Brian
A collegue that I worked with for the past four years committed suicide on Sunday. My manager asked me to say something at his memorial and to relate an episode, an anecdote, a story. Where does one start though? It is like those competitions where you have to describe something intricate like love or hate in ten words or less.
Brian was different, a shy soft spoken guy who were always
willing to travel, always willing to assist, always smiling. The one photo on
our notice board shows him at the Potjiekos competition, smiling and being
happy. I will forever have that picture in my head.
Susan Cain wrote in her book “Quiet” that:
“Introversion—along
with its cousins sensitivity, seriousness, and shyness—is now a second-class
personality trait, somewhere between a disappointment and a pathology.
Introverts living under the Extrovert Ideal are like women in a man’s world,
discounted because of a trait that goes to the core of who they are.
Extroversion is an enormously appealing personality style, but we’ve turned it
into an oppressive standard to which most of us feel we must conform.”
We wear our loudness as a badge of honour, our
cynicism as a weapon, our outspokenness as a charm. It is understandable. Most
of us have seen things in our lives that will haunt us forever. But in this
culture of brash extrovert survival, we sometimes neglect to make a little
space and time for those who are not like the rest: The quiet observers, the
shy analysts.
People are quick to classify themselves as drivers. Those
who get things do regardless of circumstances, regardless of the cost to people’s
emotions and feelings. That is being said explicitly, but the inference is there. "I do not take no for an answer" "It is my way or the highway" "I am
driver" "I will succeed".
And in all this Brian still stood out as an excellent
investigator, someone who used his traits to obtain valuable information and to
gain the trust of witnesses. He never destroyed a phone in anger, he never
swore, he never became angry. He was empathetic and sympathetic. A rare soul in
this world that we created, our fortress of noise which we build to hide away
our emotions and true personalities, scared that our inner vulnerabilities and
insecurities will be exposed and maligned.
And yet Brian always remained himself, steadfast in a
barrage and deluge of noise.
I have been in a similar position as Brian. With just one little
movement, one single breath separating one from this life and whatever it is
people believe in. It is a dark, terrifying and very lonely place where
phantoms and ghouls of one’s own creation dictate the way forward.
We will never know why he did what he did. Some will say
that what he did was the coward’s way out. But in the end he was a very brave
soul. He held out, he tried to keep going, he tried to live for such a long
time, despite the excruciating almost debilitating pain which took over his
whole being.
Almost with something akin to false Victorian bashfulness we
skirt around terms like mental illness and depression. It is something that is
a shame, a sign of weakness at best, a wallowing in selfish despair at worst.
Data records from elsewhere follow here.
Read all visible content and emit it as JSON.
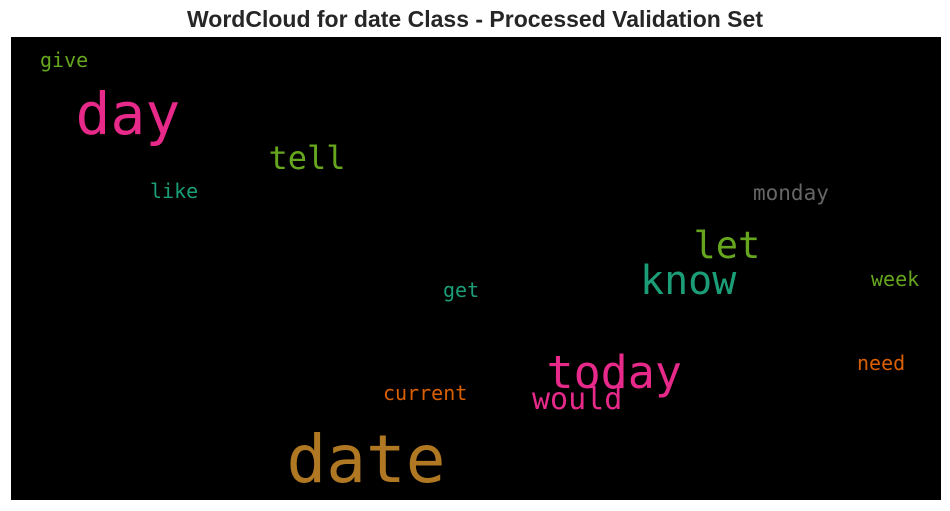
{
  "chart_data": {
    "type": "wordcloud",
    "title": "WordCloud for date Class - Processed Validation Set",
    "background": "#000000",
    "words": [
      {
        "text": "date",
        "weight": 1.0,
        "color": "#b07822"
      },
      {
        "text": "day",
        "weight": 0.9,
        "color": "#e7298a"
      },
      {
        "text": "today",
        "weight": 0.7,
        "color": "#e7298a"
      },
      {
        "text": "know",
        "weight": 0.62,
        "color": "#1b9e77"
      },
      {
        "text": "let",
        "weight": 0.58,
        "color": "#66a61e"
      },
      {
        "text": "tell",
        "weight": 0.5,
        "color": "#66a61e"
      },
      {
        "text": "would",
        "weight": 0.47,
        "color": "#e7298a"
      },
      {
        "text": "monday",
        "weight": 0.32,
        "color": "#666666"
      },
      {
        "text": "current",
        "weight": 0.3,
        "color": "#d95f02"
      },
      {
        "text": "need",
        "weight": 0.3,
        "color": "#d95f02"
      },
      {
        "text": "week",
        "weight": 0.29,
        "color": "#66a61e"
      },
      {
        "text": "get",
        "weight": 0.29,
        "color": "#1b9e77"
      },
      {
        "text": "like",
        "weight": 0.29,
        "color": "#1b9e77"
      },
      {
        "text": "give",
        "weight": 0.29,
        "color": "#66a61e"
      }
    ]
  }
}
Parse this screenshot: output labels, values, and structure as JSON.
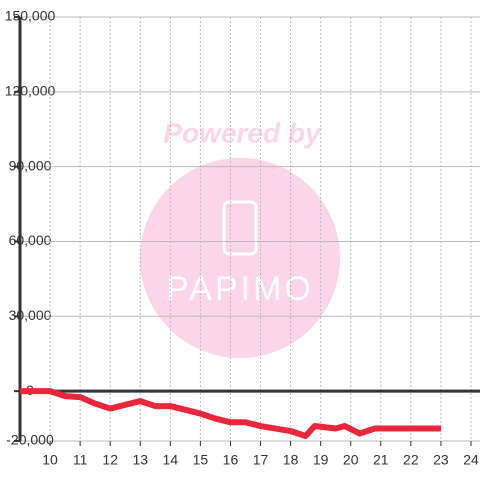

Both ends of the spectrum presuppose that a depressed individual has control
over his or her moods and choices. But what people do not realise is that when
you are in its clutches, you cannot choose. You cannot act. You cannot think.
In her book Night Falls Fast Dr Kay Redfield Jamison
described this as follows:
“When people are
suicidal, their thinking is paralyzed, their options appear spare or non-existent,
their mood is despairing, and hopelessness permeates their entire mental
domain. The future cannot be separated from the present, and the present is
painful beyond solace. ‘This is my last experiment,’ wrote a young chemist in
his suicide note. ‘If there is any eternal torment worse than mine I’ll have to
be shown.”
So Brian was probably in excruciating emotional pain. And
that pain cannot be eased by codeine or morphine or aspirin. How do you
describe your emotional pain in terms that people can understand? You cannot
point at a broken limb, a gushing wound or a badly discoloured bruise.
So please do not blame him or be angry with him. Let us
rather be honest about this illness that claims more lives every year than the
war in Afghanistan. Let us accept that we do not have the answers. As Dr
Jamison said:
“Each way to suicide
is its own: intensely private, unknowable, and terrible. Suicide will have
seemed to its perpetrator the last and best of bad possibilities, and any
attempt by the living to chart this final terrain of a life can be only a
sketch, maddeningly incomplete.”
Let us not define Brian’s life in terms of the way he died.
Let us remember him as the sensitive, quiet soul with the beautiful smile,
cigarette in hand, laughing in a knowing way at our complaints, curses and
shouts.
And let us use this as a vehicle to understanding. Understanding
that depression can strike anyone, that it is an illness. And that if it strike,
it is not a shame but rather an illness that can and should be treated by
professionals.
And above all, let us celebrate life.